Le dossier a été plaidé ce jeudi matin au tribunal de Dinant. Un an de prison a été requis.

C'est sous les liens du mandat d'arrêt que Luc Nem (38 ans), auteur présumé du meurtre de sa compagne Marielle Tournay survenu dans la nuit du 27 au 28 novembre rue de la Gendarmerie à Assesse, a comparu ce jeudi matin devant le tribunal correctionnel de Dinant.

Le fait de violence pour lequel il est poursuivi remonte au 17 avril 2017 à Yvoir. Luc Nem s'en est pris ce jour-là à une parfaite inconnue. « J'étais à un barbecue chez une amie quand j'ai entendu mon chien crier. Il s'était échappé. Cette dame le frappait avec une béquille alors qu'il fait 6kg tout mouillé. Quand j'ai voulu le reprendre, j'ai aussi reçu un coup de béquille au visage, sans doute malencontreusement. Je ne sais pas si elle voulait vraiment me toucher ou si elle visait encore le chien. Mais j'ai vu rouge », explique Luc Nem.

La dame, qui avait de grandes difficultés pour se déplacer et qui devait d'ailleurs marcher à l'aide de béquilles, a été projetée plusieurs fois au sol. A chaque fois qu'elle se relevait et qu'elle tentait de se défendre, Luc Nem la repoussait dans les cailloux. Il a fallu l'intervention de voisins et de sa compagne pour mettre fin à cette scène de violence. Ce jour-là, le prévenu était ivre d'après les policiers intervenus sur place.
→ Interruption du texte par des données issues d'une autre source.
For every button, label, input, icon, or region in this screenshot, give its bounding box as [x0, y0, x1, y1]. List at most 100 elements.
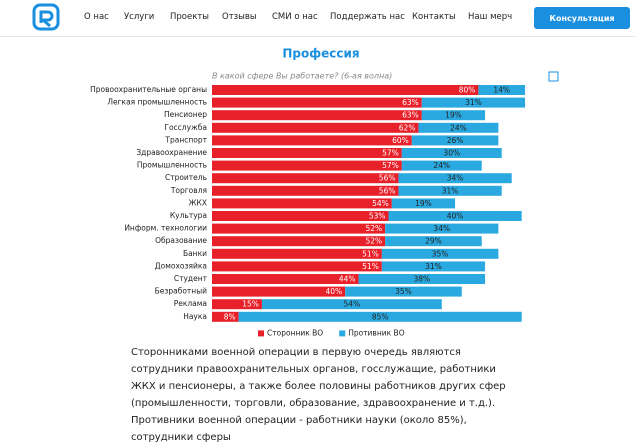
bar-segment — [385, 223, 499, 234]
bar-segment — [381, 261, 486, 272]
value-label: 15% — [242, 300, 259, 309]
category-label: Промышленность — [137, 161, 207, 170]
value-label: 14% — [493, 86, 510, 95]
bar-segment — [212, 223, 386, 234]
category-label: Безработный — [155, 287, 208, 296]
nav-link[interactable]: СМИ о нас — [272, 12, 318, 22]
bar-segment — [421, 110, 486, 121]
value-label: 52% — [365, 237, 382, 246]
category-label: Торговля — [170, 186, 207, 195]
value-label: 85% — [372, 312, 389, 321]
bar-segment — [381, 248, 499, 259]
category-label: Пенсионер — [164, 110, 207, 119]
nav-link[interactable]: Поддержать нас — [330, 12, 405, 22]
bar-segment — [212, 274, 359, 284]
category-label: Транспорт — [164, 135, 207, 144]
value-label: 19% — [445, 111, 462, 120]
value-label: 26% — [447, 136, 464, 145]
bar-segment — [391, 198, 456, 209]
bar-segment — [411, 135, 499, 146]
bar-segment — [212, 236, 386, 247]
nav-link[interactable]: Наш мерч — [468, 12, 513, 22]
value-label: 54% — [344, 300, 361, 309]
value-label: 52% — [365, 224, 382, 233]
chart: Профессия В какой сфере Вы работаете? (6… — [90, 47, 559, 337]
value-label: 24% — [433, 161, 450, 170]
bar-segment — [238, 311, 522, 322]
nav-link[interactable]: Контакты — [412, 12, 456, 22]
value-label: 40% — [447, 212, 464, 221]
value-label: 56% — [379, 174, 396, 183]
category-label: ЖКХ — [188, 198, 207, 207]
value-label: 57% — [382, 149, 399, 158]
bar-segment — [345, 286, 462, 297]
consult-button[interactable]: Консультация — [534, 7, 630, 29]
bar-segment — [212, 173, 399, 184]
bar-segment — [261, 299, 442, 310]
value-label: 51% — [362, 249, 379, 258]
value-label: 51% — [362, 262, 379, 271]
value-label: 29% — [425, 237, 442, 246]
category-label: Образование — [155, 236, 207, 245]
bar-segment — [398, 185, 502, 196]
value-label: 35% — [432, 249, 449, 258]
legend-swatch — [339, 330, 346, 337]
bar-segment — [212, 148, 402, 158]
bar-segment — [385, 236, 482, 247]
chart-subtitle: В какой сфере Вы работаете? (6-ая волна) — [212, 72, 392, 81]
legend-swatch — [258, 330, 264, 337]
bar-segment — [212, 110, 422, 121]
bar-segment — [212, 85, 479, 95]
value-label: 60% — [392, 136, 409, 145]
value-label: 34% — [433, 224, 450, 233]
paragraph: Сторонниками военной операции в первую о… — [131, 347, 506, 409]
value-label: 19% — [415, 199, 432, 208]
nav-link[interactable]: Проекты — [170, 12, 210, 22]
category-label: Госслужба — [164, 123, 207, 132]
category-label: Наука — [183, 312, 207, 321]
category-label: Студент — [174, 274, 208, 283]
value-label: 31% — [425, 262, 442, 271]
category-label: Строитель — [165, 173, 207, 182]
value-label: 63% — [402, 111, 419, 120]
logo[interactable] — [32, 3, 62, 33]
legend-label: Сторонник ВО — [267, 328, 323, 337]
bar-segment — [478, 85, 526, 95]
value-label: 24% — [450, 123, 467, 132]
bar-segment — [212, 299, 262, 310]
paragraph: Противники военной операции - работники … — [131, 415, 467, 443]
nav-link[interactable]: Услуги — [124, 12, 155, 22]
bar-segment — [401, 148, 502, 158]
value-label: 53% — [369, 212, 386, 221]
nav-bar: Консультация О нас Услуги Проекты Отзывы СМИ… — [0, 0, 636, 37]
bar-segment — [212, 261, 382, 272]
nav-link[interactable]: Отзывы — [222, 12, 257, 22]
category-label: Информ. технологии — [124, 224, 207, 233]
bar-segment — [212, 122, 419, 133]
bar-segment — [212, 135, 412, 146]
value-label: 54% — [372, 199, 389, 208]
value-label: 31% — [465, 98, 482, 107]
value-label: 56% — [379, 186, 396, 195]
article-text: Сторонниками военной операции в первую о… — [131, 344, 509, 446]
bar-segment — [418, 122, 499, 133]
bar-segment — [401, 160, 482, 171]
bar-segment — [388, 211, 522, 221]
expand-icon[interactable] — [548, 71, 559, 82]
nav-link[interactable]: О нас — [84, 12, 109, 22]
value-label: 31% — [442, 186, 459, 195]
bar-segment — [212, 311, 239, 322]
value-label: 63% — [402, 98, 419, 107]
category-label: Здравоохранение — [136, 148, 207, 157]
bar-segment — [398, 173, 512, 184]
category-label: Культура — [170, 211, 207, 220]
bar-segment — [421, 97, 526, 108]
category-label: Легкая промышленность — [107, 98, 207, 107]
bar-segment — [212, 160, 402, 171]
value-label: 30% — [443, 149, 460, 158]
value-label: 34% — [447, 174, 464, 183]
value-label: 35% — [395, 287, 412, 296]
category-label: Домохозяйка — [155, 261, 207, 270]
bar-segment — [212, 185, 399, 196]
Il l'a reconnu, il avait bu plusieurs verres de vin. « L'alcool est un problème pour vous ? », lui a demandé le président du tribunal. « Énorme », a répondu Luc Nem contre qui un an de prison a été requis.

L'alcool est en effet une constante dans la vie du trentenaire qui a déjà été condamné plusieurs fois pour des faits d'alcool au volant mais aussi pour des violences conjugales avec la boisson en toile de fond. La dernière en date remonte au 2 octobre dernier et au prononcé d'une peine de 20 mois de prison avec sursis probatoire. Toutes ces condamnations ne l'ont toutefois pas empêché de reproduire ces gestes de violence et de commettre l'irréparable dans la nuit du 27 au 28 novembre à Assesse. Cette nuit-là, dans l'habitation de sa mère adoptive de l'inculpé où il est domicilié, Marielle Tournay (1979) a succombé à "de nombreux coups extrêmement violents ». Des faits dont la matérialité n'est pas contestée par Luc Nem, qui dit néanmoins ne se souvenir de rien. « Pour les faits d'Yvoir, je vous demande de juger sur base des éléments du dossier, en essayant de faire abstraction du reste », a plaidé son avocat. Jugement le 23 janvier.